SENSES OVERLOAD

Being in an adult environment, wondering what could happen and what friends I could possibly make, but what I realised was a valuable lesson on the general population, or neurotypicals in general. One person leaves the class and everyone begins to chat about the person who just left, throwing a few rude remarks, when they enter the classroom all goes back to normal and behaves as if they didn’t just say rude things about this person. On my lunch breaks, I decide to try to be social and sit around a few people. From their perspective I’m just boring and quiet, from my perspective I am being haunted by the fact their conversations have to be about bringing others down or pointing out irrelevant information about others. I thought after school maybe adults would be somewhat different, but they are worse. I try my best to at least attempt to get in on it, but I just don’t understand what is happening. I can’t socialise and make friends with people who make me feel haunted and sad. People love to be negative and sly constantly,, and it scares me away and drives me back into isolation. Maybe it’s not them, maybe it’s just me? I am living in a world with a foreign language. It’s a very alienating experience trying to socialise with others, and it’s been like that since I was a kid, but being an adult, everything is my responsibility, and my awareness is getting to that point where I realise that I have no idea of my senses around me.
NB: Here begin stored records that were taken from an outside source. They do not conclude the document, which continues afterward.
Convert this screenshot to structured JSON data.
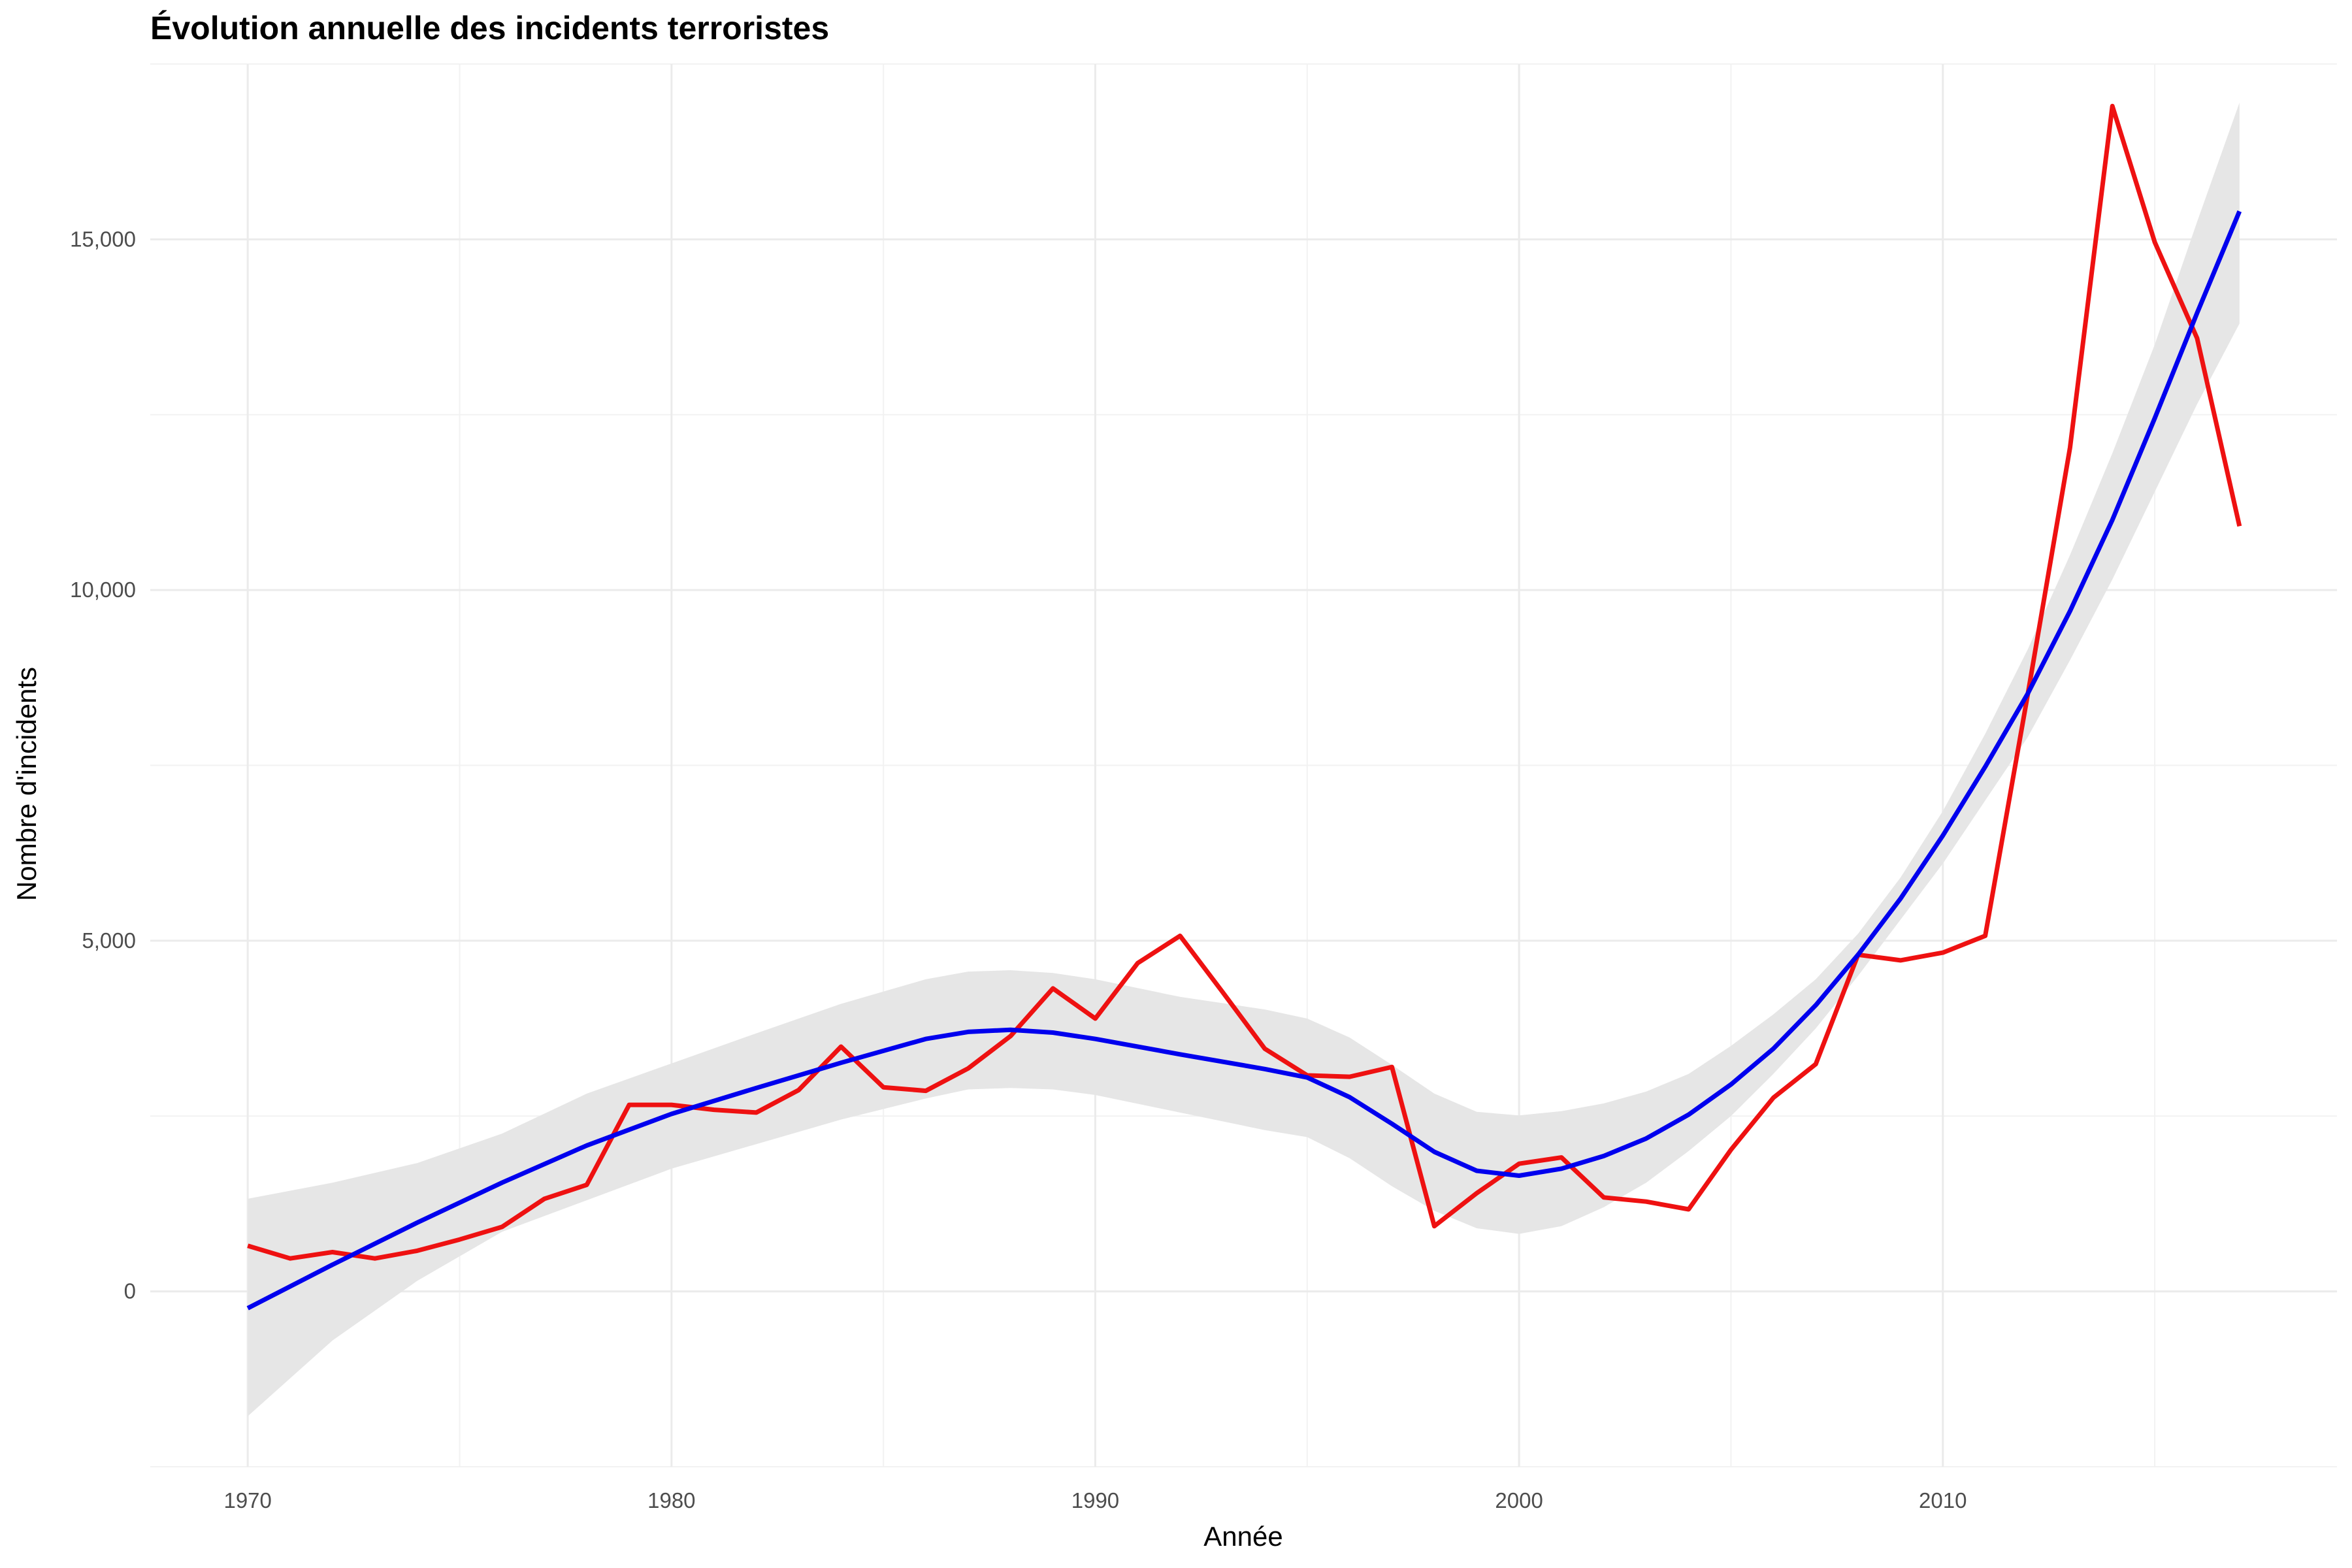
{
  "chart_data": {
    "type": "line",
    "title": "Évolution annuelle des incidents terroristes",
    "xlabel": "Année",
    "ylabel": "Nombre d'incidents",
    "xlim": [
      1967.7,
      2019.3
    ],
    "ylim": [
      -2500,
      17500
    ],
    "x_ticks": [
      1970,
      1980,
      1990,
      2000,
      2010
    ],
    "x_tick_labels": [
      "1970",
      "1980",
      "1990",
      "2000",
      "2010"
    ],
    "y_ticks": [
      0,
      5000,
      10000,
      15000
    ],
    "y_tick_labels": [
      "0",
      "5,000",
      "10,000",
      "15,000"
    ],
    "grid": true,
    "colors": {
      "observed": "#ee1111",
      "smooth": "#0000ee",
      "ribbon": "#e6e6e6"
    },
    "series": [
      {
        "x": [
          1970,
          1971,
          1972,
          1973,
          1974,
          1975,
          1976,
          1977,
          1978,
          1979,
          1980,
          1981,
          1982,
          1983,
          1984,
          1985,
          1986,
          1987,
          1988,
          1989,
          1990,
          1991,
          1992,
          1993,
          1994,
          1995,
          1996,
          1997,
          1998,
          1999,
          2000,
          2001,
          2002,
          2003,
          2004,
          2005,
          2006,
          2007,
          2008,
          2009,
          2010,
          2011,
          2012,
          2013,
          2014,
          2015,
          2016,
          2017
        ],
        "values": [
          650,
          470,
          560,
          470,
          580,
          740,
          920,
          1320,
          1520,
          2660,
          2660,
          2590,
          2550,
          2870,
          3490,
          2910,
          2860,
          3180,
          3640,
          4320,
          3890,
          4680,
          5070,
          4270,
          3460,
          3080,
          3060,
          3200,
          930,
          1400,
          1820,
          1910,
          1340,
          1280,
          1170,
          2020,
          2760,
          3240,
          4800,
          4720,
          4830,
          5070,
          8500,
          12030,
          16900,
          14960,
          13590,
          10910
        ]
      },
      {
        "x": [
          1970,
          1972,
          1974,
          1976,
          1978,
          1980,
          1982,
          1984,
          1986,
          1987,
          1988,
          1989,
          1990,
          1992,
          1994,
          1995,
          1996,
          1997,
          1998,
          1999,
          2000,
          2001,
          2002,
          2003,
          2004,
          2005,
          2006,
          2007,
          2008,
          2009,
          2010,
          2011,
          2012,
          2013,
          2014,
          2015,
          2016,
          2017
        ],
        "values": [
          -240,
          380,
          980,
          1550,
          2080,
          2530,
          2900,
          3260,
          3600,
          3700,
          3730,
          3690,
          3600,
          3380,
          3170,
          3050,
          2770,
          2390,
          1990,
          1720,
          1650,
          1750,
          1930,
          2180,
          2520,
          2950,
          3460,
          4080,
          4800,
          5600,
          6500,
          7480,
          8520,
          9700,
          11000,
          12450,
          13950,
          15400
        ]
      },
      {
        "x": [
          1970,
          1972,
          1974,
          1976,
          1978,
          1980,
          1982,
          1984,
          1986,
          1987,
          1988,
          1989,
          1990,
          1992,
          1994,
          1995,
          1996,
          1997,
          1998,
          1999,
          2000,
          2001,
          2002,
          2003,
          2004,
          2005,
          2006,
          2007,
          2008,
          2009,
          2010,
          2011,
          2012,
          2013,
          2014,
          2015,
          2016,
          2017
        ],
        "lower": [
          -1780,
          -700,
          150,
          850,
          1300,
          1750,
          2100,
          2450,
          2750,
          2880,
          2900,
          2880,
          2800,
          2550,
          2300,
          2200,
          1900,
          1500,
          1150,
          900,
          820,
          930,
          1200,
          1550,
          2000,
          2500,
          3100,
          3750,
          4500,
          5300,
          6100,
          7000,
          7900,
          9000,
          10150,
          11400,
          12650,
          13800
        ],
        "upper": [
          1320,
          1550,
          1830,
          2250,
          2820,
          3250,
          3680,
          4100,
          4450,
          4560,
          4580,
          4540,
          4450,
          4200,
          4020,
          3890,
          3620,
          3230,
          2820,
          2560,
          2510,
          2570,
          2680,
          2850,
          3100,
          3500,
          3950,
          4450,
          5100,
          5900,
          6850,
          7950,
          9150,
          10500,
          11950,
          13500,
          15250,
          16950
        ]
      }
    ]
  }
}
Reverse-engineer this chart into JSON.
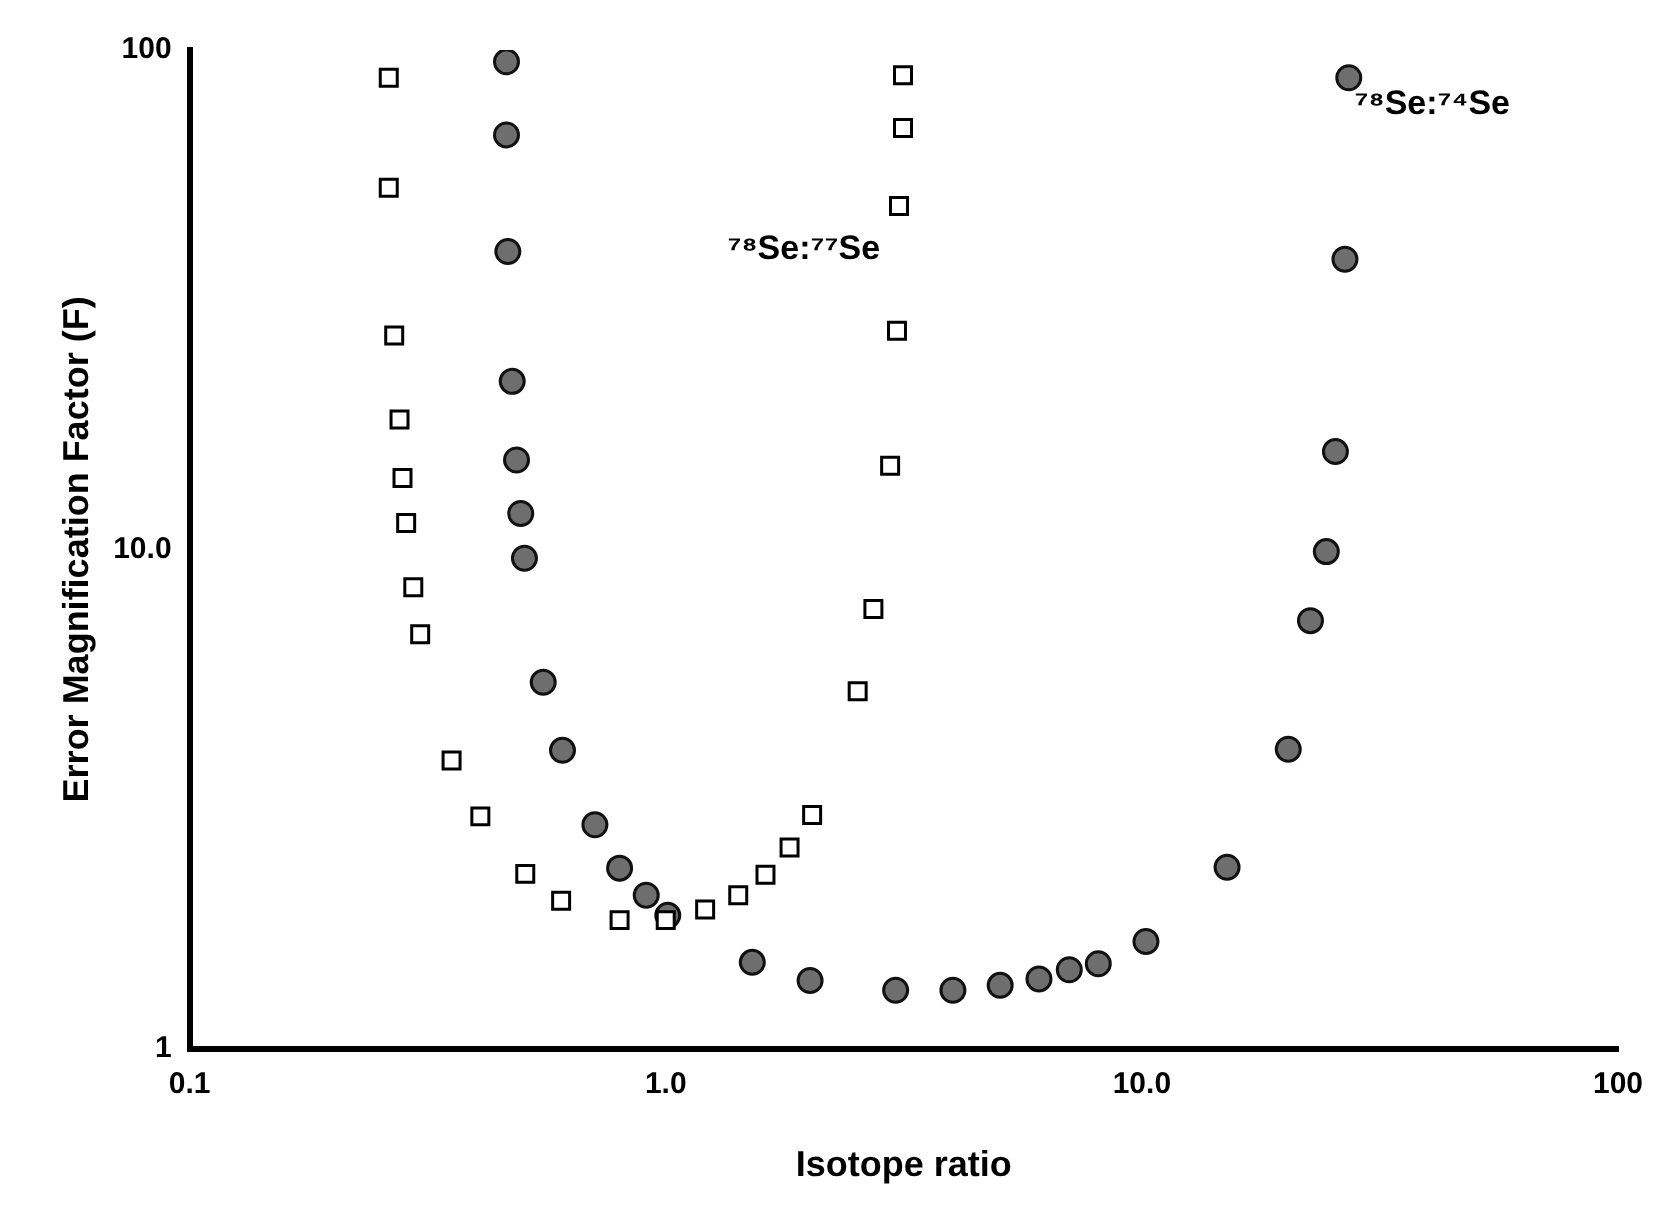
{
  "chart_data": {
    "type": "scatter",
    "xlabel": "Isotope ratio",
    "ylabel": "Error Magnification Factor (F)",
    "log": "xy",
    "grid": false,
    "legend": false,
    "xlim": [
      0.1,
      100
    ],
    "xticks": [
      {
        "value": 0.1,
        "label": "0.1"
      },
      {
        "value": 1,
        "label": "1.0"
      },
      {
        "value": 10,
        "label": "10.0"
      },
      100
    ],
    "ylim": [
      1,
      100
    ],
    "yticks": [
      1,
      {
        "value": 10,
        "label": "10.0"
      },
      100
    ],
    "series": [
      {
        "color": "#000000",
        "marker": "square",
        "x": [
          0.262,
          0.262,
          0.269,
          0.276,
          0.28,
          0.285,
          0.295,
          0.305,
          0.355,
          0.408,
          0.507,
          0.603,
          0.8,
          1.0,
          1.21,
          1.42,
          1.62,
          1.82,
          2.03,
          2.53,
          2.73,
          2.96,
          3.06,
          3.09,
          3.15,
          3.15
        ],
        "values": [
          88,
          53,
          26.8,
          18.2,
          13.9,
          11.3,
          8.4,
          6.76,
          3.78,
          2.92,
          2.24,
          1.98,
          1.81,
          1.81,
          1.9,
          2.03,
          2.23,
          2.53,
          2.94,
          5.2,
          7.6,
          14.7,
          27.4,
          48.7,
          69.8,
          89
        ]
      },
      {
        "color": "#6e6e6e",
        "marker": "circle",
        "x": [
          0.463,
          0.463,
          0.466,
          0.476,
          0.486,
          0.496,
          0.505,
          0.553,
          0.607,
          0.71,
          0.8,
          0.91,
          1.01,
          1.52,
          2.01,
          3.04,
          4.01,
          5.04,
          6.08,
          7.04,
          8.1,
          10.2,
          15.1,
          20.3,
          22.6,
          24.4,
          25.5,
          26.7,
          27.2
        ],
        "values": [
          94.7,
          67.6,
          39.5,
          21.7,
          15.1,
          11.8,
          9.6,
          5.42,
          3.96,
          2.81,
          2.3,
          2.03,
          1.85,
          1.49,
          1.37,
          1.31,
          1.31,
          1.34,
          1.38,
          1.44,
          1.48,
          1.64,
          2.31,
          3.98,
          7.2,
          9.9,
          15.7,
          38.1,
          88
        ]
      }
    ],
    "annotations": [
      "⁷⁸Se:⁷⁷Se",
      "⁷⁸Se:⁷⁴Se"
    ]
  }
}
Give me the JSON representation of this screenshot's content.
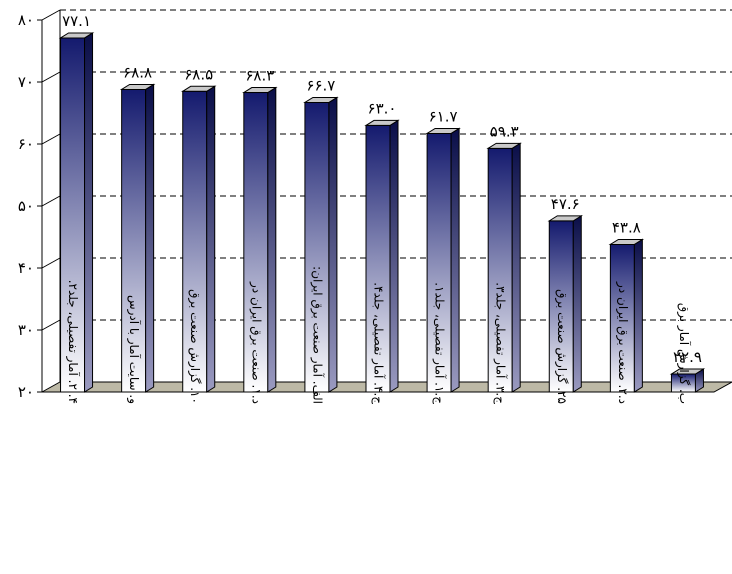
{
  "chart_data": {
    "type": "bar",
    "title": "",
    "xlabel": "",
    "ylabel": "",
    "ylim": [
      20,
      80
    ],
    "y_ticks": [
      20,
      30,
      40,
      50,
      60,
      70,
      80
    ],
    "y_tick_labels": [
      "۲۰",
      "۳۰",
      "۴۰",
      "۵۰",
      "۶۰",
      "۷۰",
      "۸۰"
    ],
    "grid": "horizontal dashed",
    "style": "3d",
    "bar_gradient": [
      "#141a6e",
      "#ffffff"
    ],
    "categories": [
      "۴. ۲. آمار تفصیلی، جلد۲.",
      "و. سایت آمار با آدرس",
      "۱۰. گزارش صنعت برق",
      "د.۱. صنعت برق ایران در",
      "الف. آمار صنعت برق ایران:",
      "ج.۴. آمار تفصیلی، جلد۴.",
      "ج.۱. آمار تفصیلی، جلد۱.",
      "ج.۳. آمار تفصیلی، جلد۳.",
      "۲۵. گزارش صنعت برق",
      "د.۲. صنعت برق ایران در",
      "ب. گزارش آمار برق"
    ],
    "values": [
      77.1,
      68.8,
      68.5,
      68.3,
      66.7,
      63.0,
      61.7,
      59.3,
      47.6,
      43.8,
      22.9
    ],
    "value_labels": [
      "۷۷.۱",
      "۶۸.۸",
      "۶۸.۵",
      "۶۸.۳",
      "۶۶.۷",
      "۶۳.۰",
      "۶۱.۷",
      "۵۹.۳",
      "۴۷.۶",
      "۴۳.۸",
      "۲۲.۹"
    ]
  }
}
I can present as normal, behaving as in an agreeable manner, but inside I’m afraid of the people around me, that I can’t understand them. I walk around very loud cars, repugnant architecture and feel alone and overloaded from the environment around me. I feel better on my own, but I don’t want to be alone. Every day, I just can’t wait to get back home, drained from my surroundings to be away and alone from everything, play some games to dissociate, I pretend everything is okay, and that I belong, close my eyes and wait until the next day of suffering begins. I have no sense of belonging anywhere, and I’m searching for it.